If, of course, your prison is also a residential nursing home. It’s as if the entire film has been cynically targeted at the elderly. 10 minutes in, Godfrey pisses on Jones in a ‘subtle’ attempt at humour. As if the geriatric golden shower wasn’t enough, we see Michael Gambon wearing a Hawaiian skirt. What larks! The only conclusion I can come to is that the writer hoped that anyone who remembers the brilliance, the love and the warmth of the original series has gone senile. Judging by the audience in the cinema with me, that might’ve been a canny move. But, amongst the sea of John McDonnell-lookalikes was a lone lady who laughed all the way through. I can only assume she was high from a warfarin overdose.

It does have a great ensemble. Bill Nighy. Catherine Zeta-Jones. Tom Courtenay. Legends of British cinema. But, it amazed me how they managed to assemble such a good cast and use them so poorly. There is only one single logical explanation I can find for the woeful caricatures of the original actors. They’re actually life-size cardboard cutouts. The sort you get peering out of student rooms. The producers have gone on Amazon and looked for cutouts of people who look vaguely like the original cast. If you’ve suffered a botched cataract operation in the last 15 years.

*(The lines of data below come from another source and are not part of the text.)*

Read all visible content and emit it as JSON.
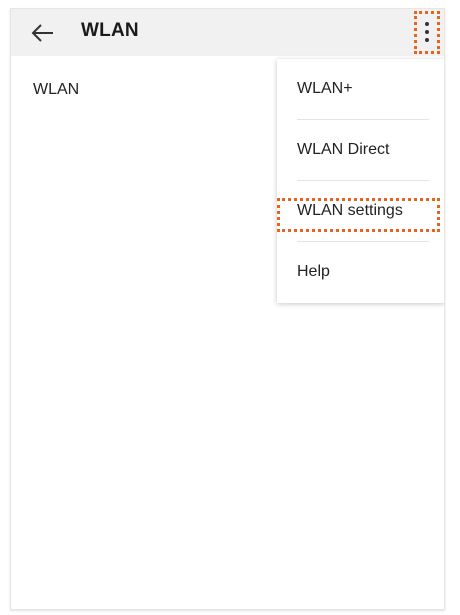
{
  "appbar": {
    "back_icon": "arrow-left-icon",
    "title": "WLAN",
    "more_icon": "more-vertical-icon"
  },
  "content": {
    "label": "WLAN"
  },
  "menu": {
    "items": [
      {
        "label": "WLAN+"
      },
      {
        "label": "WLAN Direct"
      },
      {
        "label": "WLAN settings"
      },
      {
        "label": "Help"
      }
    ]
  },
  "colors": {
    "appbar_bg": "#f1f1f1",
    "annotation_highlight": "#e8641c",
    "text": "#222222"
  }
}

Bill Nighy isn’t playing Sergeant Wilson. He’s playing Bill Nighy. Lynn from Alan Partridge is playing Mrs Mainwaring. And though she’s one of the better characters in the film, she was never seen in the original. Blake Harrison is playing some weird sex-obsessed version of Pike. But of course, this film is seemingly intended to be viewed solely by old ladies who gave birth through asexual reproduction. Hence any innuendo is immediately followed up with a completely unsubtle explanation of why it is not innuendo at all. “I’m on top tonight,” says Mrs Mainwaring, only to then spell out that she’s on top bunk directly afterwards. It’s like William Gladstone has risen from the dead and censored the script with a blue pencil before giving it to Saga Norén for a rewrite.

The sheer frustration I felt watching it. How the hell could they screw it up so badly? They barely played up the nostalgia factor, perhaps the biggest draw for the film, while the comic delivery seemed to have been inspired by Microsoft Sam. I didn’t even attempt to laugh: the amount of energy needed would surely have turned me into dust like the Nazi at the end of Indiana Jones and the Last Crusade. If there was a straight choice between watching the film again and decomposition, I’d chose the latter. Now that would be choosing wisely.

You know, I’d have given Dad’s Army one star, but that would be unfair on the preceding advert for Butcher’s dog food. Even the ad by the South African tourist board was a better example of cinematography. The special effects team managed to make a pigeon look unrealistic. If British cinema can’t make a good computer generated pigeon when there are literally millions outside a bloody window, then what hope is there for us as a nation?